(Closed) Exes (LONG)

posted 7 years ago in Relationships
Post # 3
Member
97 posts
Worker bee
  • Wedding: July 2011

First, congratulations to you for trying to be mature and clear headed about this. Me, not so much. I don’t think you’re unjustified in being uncomfortable. He admittedly longed to be with this woman for 7 years. In guy terms, that’s pretty darn close to forever with an extra ever.

Make sure your fiance is aware that your uncomfortable, but that you are trying to see if you can work through it.  That way, if you decide you are just not okay, you can bring it up and won’t have come out of nowhere. I think what helps in your situation is that you seem to have amazing communication.

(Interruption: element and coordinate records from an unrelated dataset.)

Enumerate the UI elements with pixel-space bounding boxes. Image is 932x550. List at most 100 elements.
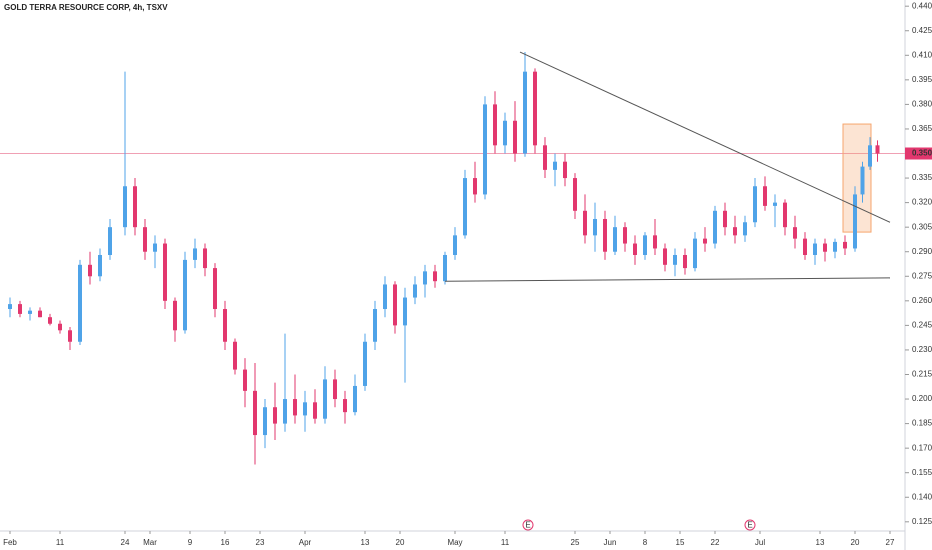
price-label: 0.350 xyxy=(912,149,932,158)
x-tick-label: 13 xyxy=(361,538,370,547)
x-tick-label: Mar xyxy=(143,538,157,547)
candle-body xyxy=(68,330,72,342)
x-tick-label: Feb xyxy=(3,538,17,547)
candle-body xyxy=(553,161,557,170)
x-tick-label: 25 xyxy=(571,538,580,547)
trend-line xyxy=(444,277,891,282)
candle-body xyxy=(633,243,637,255)
event-label: E xyxy=(525,521,530,530)
x-tick-label: Apr xyxy=(299,538,312,547)
x-tick-label: 23 xyxy=(256,538,265,547)
candle-body xyxy=(213,268,217,310)
event-marker xyxy=(522,519,534,531)
candle-body xyxy=(243,369,247,391)
y-tick-label: 0.260 xyxy=(912,296,932,305)
candle-body xyxy=(753,186,757,223)
y-tick-label: 0.230 xyxy=(912,345,932,354)
candle-body xyxy=(623,227,627,244)
candle-body xyxy=(303,402,307,416)
x-tick-label: May xyxy=(447,538,462,547)
candle-body xyxy=(513,120,517,154)
x-tick-label: 8 xyxy=(643,538,648,547)
candle-body xyxy=(463,178,467,236)
candle-body xyxy=(413,284,417,298)
candle-body xyxy=(843,241,847,249)
candle-body xyxy=(88,264,92,277)
candle-body xyxy=(153,243,157,252)
candle-body xyxy=(223,309,227,342)
candle-body xyxy=(38,310,42,318)
x-tick-label: 16 xyxy=(221,538,230,547)
x-tick-label: 24 xyxy=(121,538,130,547)
x-tick-label: 20 xyxy=(396,538,405,547)
candle-body xyxy=(743,222,747,236)
x-tick-label: 9 xyxy=(188,538,193,547)
candle-body xyxy=(583,210,587,236)
y-tick-label: 0.305 xyxy=(912,222,932,231)
candle-body xyxy=(643,235,647,255)
candle-body xyxy=(133,186,137,228)
y-tick-label: 0.320 xyxy=(912,198,932,207)
candle-body xyxy=(713,210,717,244)
y-tick-label: 0.425 xyxy=(912,26,932,35)
candle-body xyxy=(28,310,32,314)
event-marker xyxy=(744,519,756,531)
candle-body xyxy=(363,341,367,386)
x-tick-label: 13 xyxy=(816,538,825,547)
candle-body xyxy=(8,304,12,310)
candle-body xyxy=(193,248,197,260)
candle-body xyxy=(783,202,787,228)
y-tick-label: 0.335 xyxy=(912,173,932,182)
y-tick-label: 0.395 xyxy=(912,75,932,84)
candle-body xyxy=(293,399,297,416)
candle-body xyxy=(503,120,507,146)
candle-body xyxy=(663,248,667,265)
y-tick-label: 0.215 xyxy=(912,370,932,379)
chart-title: GOLD TERRA RESOURCE CORP, 4h, TSXV xyxy=(4,3,168,12)
candle-body xyxy=(273,407,277,424)
event-label: E xyxy=(747,521,752,530)
candle-body xyxy=(693,238,697,269)
y-tick-label: 0.440 xyxy=(912,1,932,10)
candle-body xyxy=(853,194,857,249)
candle-body xyxy=(453,235,457,255)
candle-body xyxy=(543,145,547,170)
y-tick-label: 0.365 xyxy=(912,124,932,133)
candle-body xyxy=(443,254,447,282)
candle-body xyxy=(763,186,767,206)
candle-body xyxy=(263,407,267,436)
candle-body xyxy=(98,254,102,277)
x-tick-label: 20 xyxy=(851,538,860,547)
candle-body xyxy=(203,248,207,269)
y-tick-label: 0.185 xyxy=(912,419,932,428)
trend-line xyxy=(519,51,891,223)
candle-body xyxy=(523,71,527,154)
candle-body xyxy=(868,145,872,167)
candle-body xyxy=(163,243,167,301)
candle-body xyxy=(343,399,347,413)
candle-body xyxy=(483,104,487,195)
candle-body xyxy=(78,264,82,342)
y-tick-label: 0.245 xyxy=(912,320,932,329)
x-tick-label: 11 xyxy=(501,538,510,547)
candle-body xyxy=(493,104,497,146)
candle-body xyxy=(433,271,437,282)
candle-body xyxy=(253,390,257,436)
candle-body xyxy=(58,323,62,331)
candle-body xyxy=(48,317,52,324)
candle-body xyxy=(173,300,177,331)
candle-body xyxy=(393,284,397,326)
candle-body xyxy=(323,379,327,419)
candle-body xyxy=(283,399,287,424)
y-tick-label: 0.275 xyxy=(912,271,932,280)
y-tick-label: 0.155 xyxy=(912,468,932,477)
price-label-box xyxy=(905,147,932,160)
x-tick-label: 27 xyxy=(886,538,895,547)
candle-body xyxy=(333,379,337,400)
candle-body xyxy=(233,341,237,370)
x-tick-label: Jun xyxy=(604,538,617,547)
candle-body xyxy=(143,227,147,252)
candle-body xyxy=(573,178,577,211)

Short Story – My FH’s best friend is a woman and they’ve been friends since before I was born, literally. They’ve been friends since they were 11 and I wasn’t born until 2 months after FH 17th birthday. I don’t care for her too much. I really don’t have a great reason. I just don’t like that she gets special time.  So my FH is sensitive to that and doesn’t really talk about her much around me.  But I can’t tell him who he can and can’t be friends with either, so we’ve worked it out the best way we know how.

Good Luck and *Hugs*!!

 

Post # 4
Member
2204 posts
Buzzing bee
  • Wedding: October 2011

So obviously I don’t know the whole story between him and you, but if she has a bf, I think it’s wierd for them to be hanging out alone. Why put yourself in a situation that is practically begging for something inappropriate…like rekindling feelings/crushes.

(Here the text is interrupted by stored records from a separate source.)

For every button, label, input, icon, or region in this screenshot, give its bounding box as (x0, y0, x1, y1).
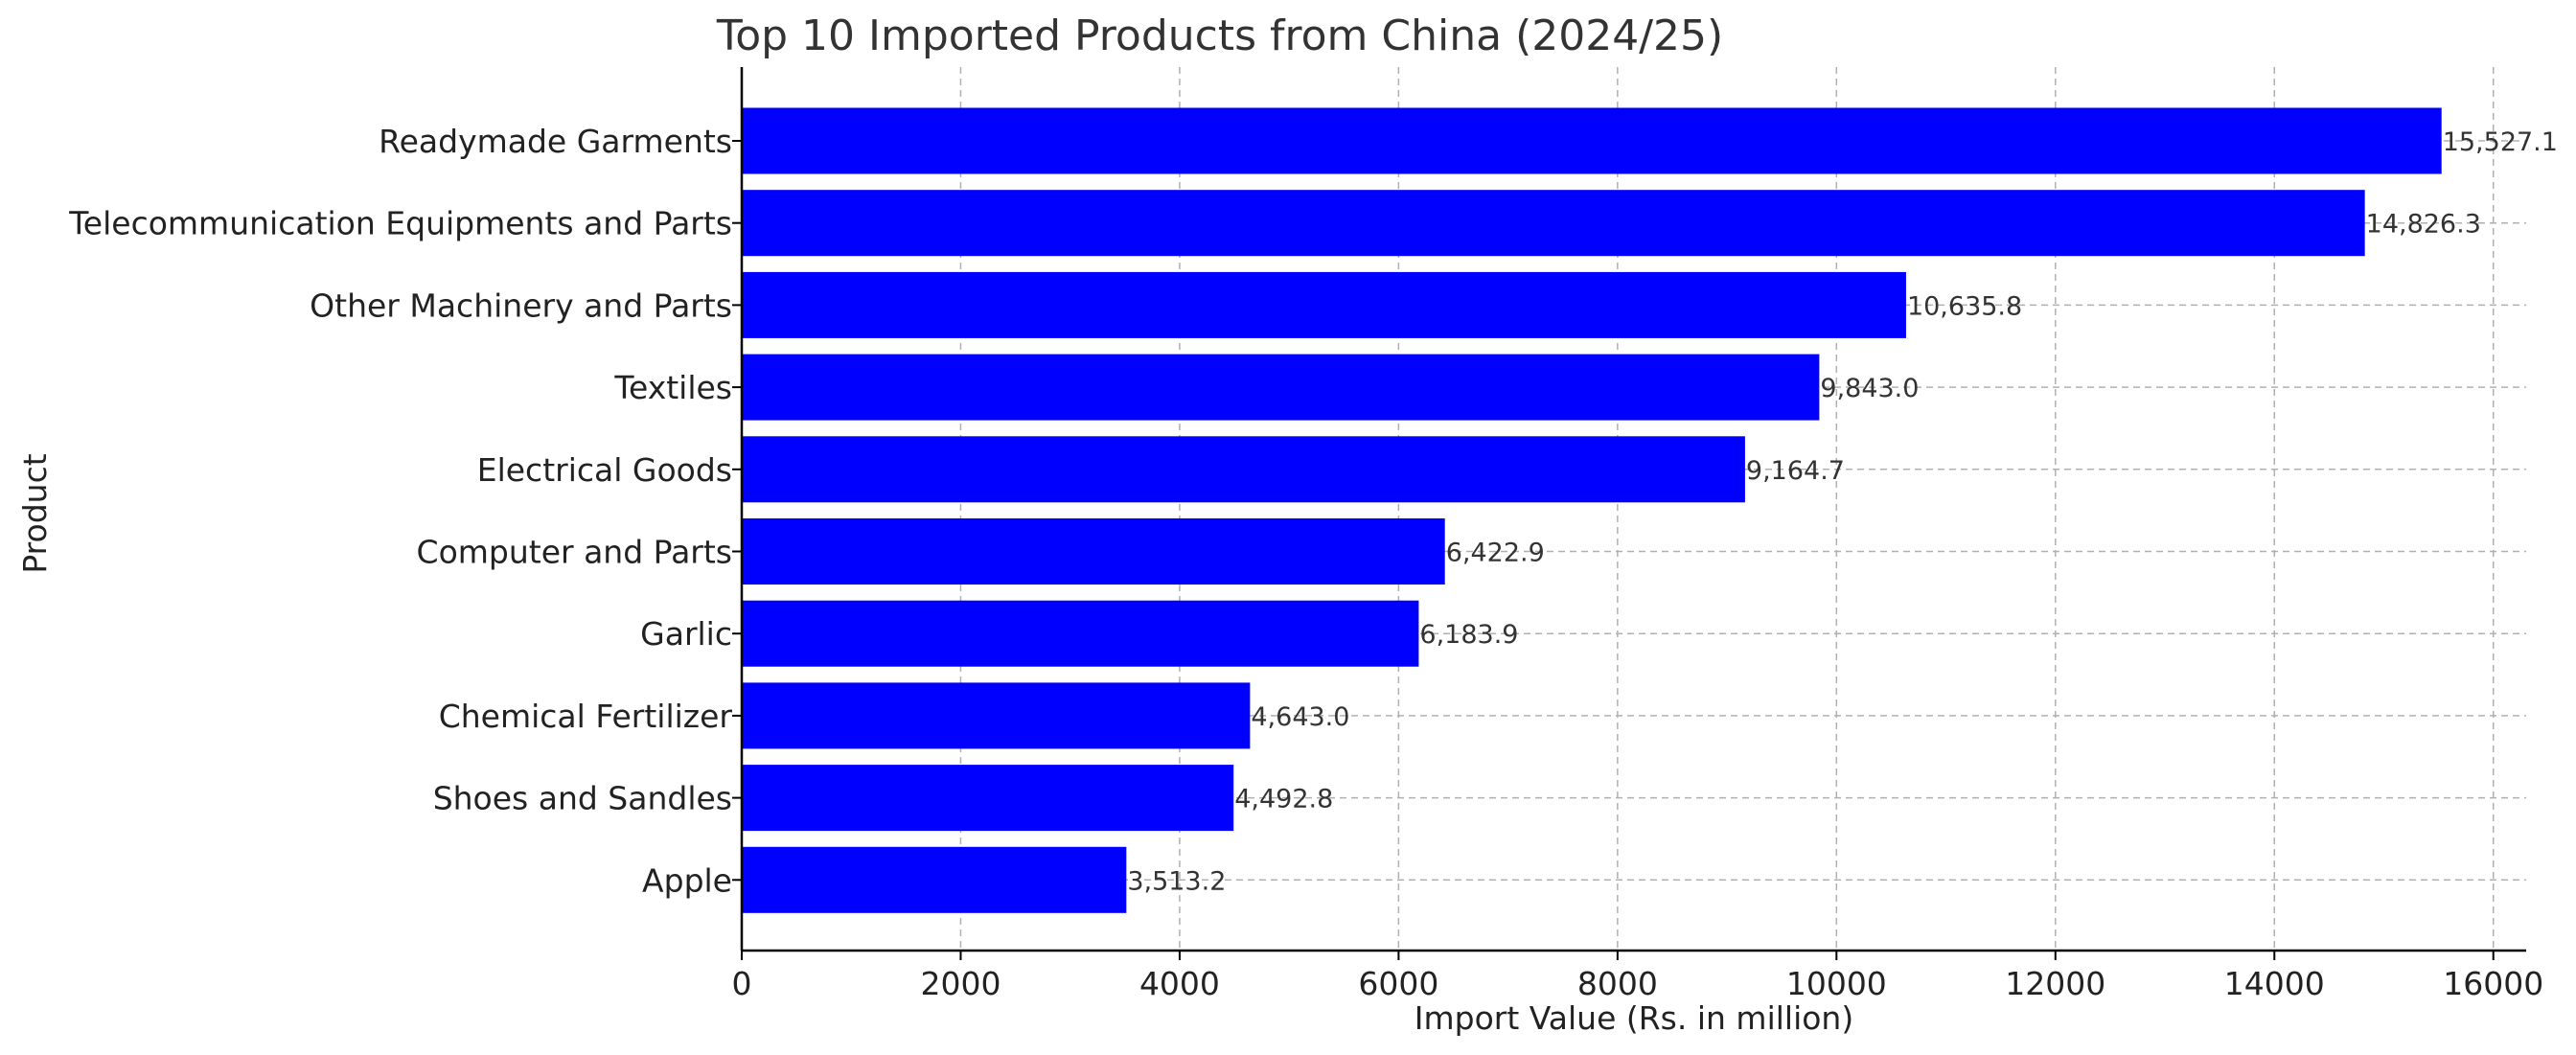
value-label: 4,643.0 (1251, 702, 1349, 732)
x-tick-label: 4000 (1139, 965, 1220, 1002)
y-tick-label: Telecommunication Equipments and Parts (68, 205, 732, 242)
y-tick-label: Chemical Fertilizer (439, 698, 733, 735)
y-tick-label: Other Machinery and Parts (310, 287, 732, 324)
x-tick-label: 6000 (1358, 965, 1438, 1002)
value-label: 4,492.8 (1234, 785, 1333, 814)
value-labels: 15,527.1 14,826.3 10,635.8 9,843.0 9,164.7 6,… (1127, 127, 2558, 896)
x-tick-label: 2000 (920, 965, 1000, 1002)
bar (742, 682, 1251, 749)
bar (742, 846, 1127, 913)
x-tick-label: 8000 (1577, 965, 1658, 1002)
chart-title: Top 10 Imported Products from China (202… (716, 11, 1723, 60)
value-label: 9,164.7 (1746, 456, 1845, 486)
value-label: 6,183.9 (1419, 620, 1518, 650)
y-tick-label: Apple (642, 861, 732, 899)
x-tick-label: 10000 (1786, 965, 1887, 1002)
bar (742, 354, 1820, 421)
value-label: 6,422.9 (1446, 539, 1545, 568)
y-tick-label: Electrical Goods (477, 451, 732, 489)
bar (742, 600, 1419, 667)
y-tick-label: Shoes and Sandles (433, 780, 732, 817)
bar (742, 271, 1906, 338)
x-tick-label: 16000 (2443, 965, 2543, 1002)
y-tick-label: Textiles (613, 369, 732, 406)
value-label: 9,843.0 (1820, 374, 1919, 403)
y-tick-label: Computer and Parts (417, 534, 732, 571)
x-tick-label: 14000 (2224, 965, 2325, 1002)
x-tick-label: 12000 (2005, 965, 2105, 1002)
y-tick-label: Garlic (640, 615, 732, 653)
value-label: 14,826.3 (2366, 210, 2481, 240)
bars (742, 107, 2442, 913)
bar (742, 190, 2365, 257)
value-label: 10,635.8 (1907, 291, 2022, 321)
x-axis-tick-labels: 0 2000 4000 6000 8000 10000 12000 14000 16000 (732, 951, 2543, 1002)
y-axis-label: Product (16, 453, 54, 573)
bar (742, 765, 1234, 832)
y-axis-tick-labels: Readymade Garments Telecommunication Equi… (68, 123, 742, 899)
bar (742, 518, 1445, 585)
value-label: 15,527.1 (2443, 127, 2558, 157)
bar (742, 107, 2442, 174)
value-label: 3,513.2 (1127, 866, 1226, 896)
bar (742, 436, 1745, 503)
x-axis-label: Import Value (Rs. in million) (1414, 999, 1853, 1037)
y-tick-label: Readymade Garments (379, 123, 732, 160)
x-tick-label: 0 (732, 965, 752, 1002)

I can see how the death of a mutual friend would bring old friends close again and it’s great that he is being so open with you about what’s going on but I personally wouldn’t be a fan of it.

Post # 5
Member
485 posts
Helper bee

Does this girl have a BF?

I can see why you’re uncomfortable with the situation, but you need to remember that your SO loves you and wants to be with you. And if he says he only wants to be friends with this girl now, you should try to trust that he’s telling the truth 🙂 Maybe you would feel more comfortable with this friendship if you got to know her a bit better? If you don’t feel comfortable with them meeting up without you, then you have every right to tell your SO that.

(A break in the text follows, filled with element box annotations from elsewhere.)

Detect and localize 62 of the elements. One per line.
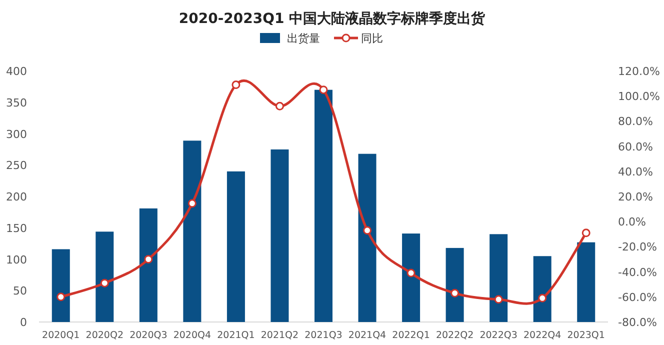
legend-label: 同比: [361, 32, 383, 45]
x-tick-label: 2020Q4: [173, 330, 212, 341]
bar: [226, 171, 245, 322]
y-tick-label: 200: [6, 190, 27, 204]
x-tick-label: 2022Q4: [523, 330, 562, 341]
point: [100, 278, 109, 288]
point: [56, 292, 66, 302]
point: [363, 226, 372, 235]
y2-tick-label: 0.0%: [618, 216, 646, 229]
y-tick-label: 250: [6, 159, 27, 172]
bar: [96, 232, 114, 322]
x-tick-label: 2022Q2: [436, 330, 474, 341]
x-tick-label: 2022Q3: [480, 330, 518, 341]
point: [319, 86, 328, 94]
bar: [270, 149, 289, 322]
bar: [490, 234, 508, 322]
y2-tick-label: -40.0%: [618, 266, 657, 279]
point: [450, 288, 460, 298]
y-tick-label: 150: [6, 222, 27, 235]
legend-label: 出货量: [287, 32, 320, 45]
bar: [402, 234, 420, 322]
x-tick-label: 2023Q1: [567, 330, 605, 341]
bar: [358, 154, 376, 322]
point: [188, 199, 196, 208]
y-tick-label: 50: [13, 284, 27, 298]
y2-tick-label: 20.0%: [618, 190, 653, 204]
y2-tick-label: 40.0%: [618, 165, 653, 178]
y2-tick-label: 60.0%: [618, 140, 653, 154]
bar: [139, 208, 158, 322]
point: [406, 268, 416, 278]
y-tick-label: 350: [6, 96, 27, 110]
x-tick-label: 2021Q4: [348, 330, 386, 341]
x-tick-label: 2021Q1: [217, 330, 255, 341]
x-tick-label: 2022Q1: [392, 330, 430, 341]
point: [232, 80, 240, 90]
x-tick-label: 2020Q3: [130, 330, 168, 341]
bar: [533, 256, 552, 322]
bar: [52, 249, 70, 322]
y2-tick-label: -80.0%: [618, 316, 657, 329]
y-tick-label: 300: [6, 128, 27, 141]
point: [582, 228, 590, 238]
chart-title: 2020-2023Q1 中国大陆液晶数字标牌季度出货: [178, 10, 486, 27]
bar: [183, 140, 202, 322]
x-tick-label: 2020Q1: [42, 330, 80, 341]
point: [538, 294, 547, 302]
bar: [446, 248, 464, 322]
y2-tick-label: -60.0%: [618, 290, 657, 304]
y2-tick-label: 80.0%: [618, 115, 653, 128]
x-tick-label: 2021Q3: [304, 330, 342, 341]
point: [494, 295, 503, 304]
bar: [577, 242, 596, 322]
y-tick-label: 0: [20, 316, 27, 329]
y2-tick-label: 120.0%: [618, 65, 660, 78]
x-tick-label: 2021Q2: [260, 330, 299, 341]
y-tick-label: 100: [6, 253, 27, 266]
y2-tick-label: 100.0%: [618, 90, 660, 104]
y-tick-label: 400: [6, 65, 27, 78]
x-tick-label: 2020Q2: [86, 330, 124, 341]
y2-tick-label: -20.0%: [618, 240, 657, 254]
bar: [314, 90, 332, 322]
point: [275, 102, 284, 110]
point: [144, 255, 153, 264]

Four years ago I had a massive crush on one of my BF’s friends (this was of course before we started dating, and BF and I were just aquaintances back then), which lasted for almost a year. I never dated this guy as he wasn’t interested, and it was horrible having to see him every week in classes (this was in university). The crush wore off eventually, as crushes tend to do, and the feelings for him were long gone by the time I started dating BF. I still see this guy once in a while at social events, and don’t feel anything. If this guy told me now that he wanted to date me, I seriously wouldn’t even consider it.

Post # 7
Member
11327 posts
Sugar Beekeeper
  • Wedding: February 2011

If you don’t want him to be friends with her I don’t think that is unreasonable given their history, regardless of whether or not she has a boyfriend. But, if you tell him he can be friends with her I don’t think you should put restrictions on the friendship. The whole “they can be friends but only via text and not in small groups” seems really complicated. Either let them be friends like he is with any other friend, or ask him to stay away. Just my opinion.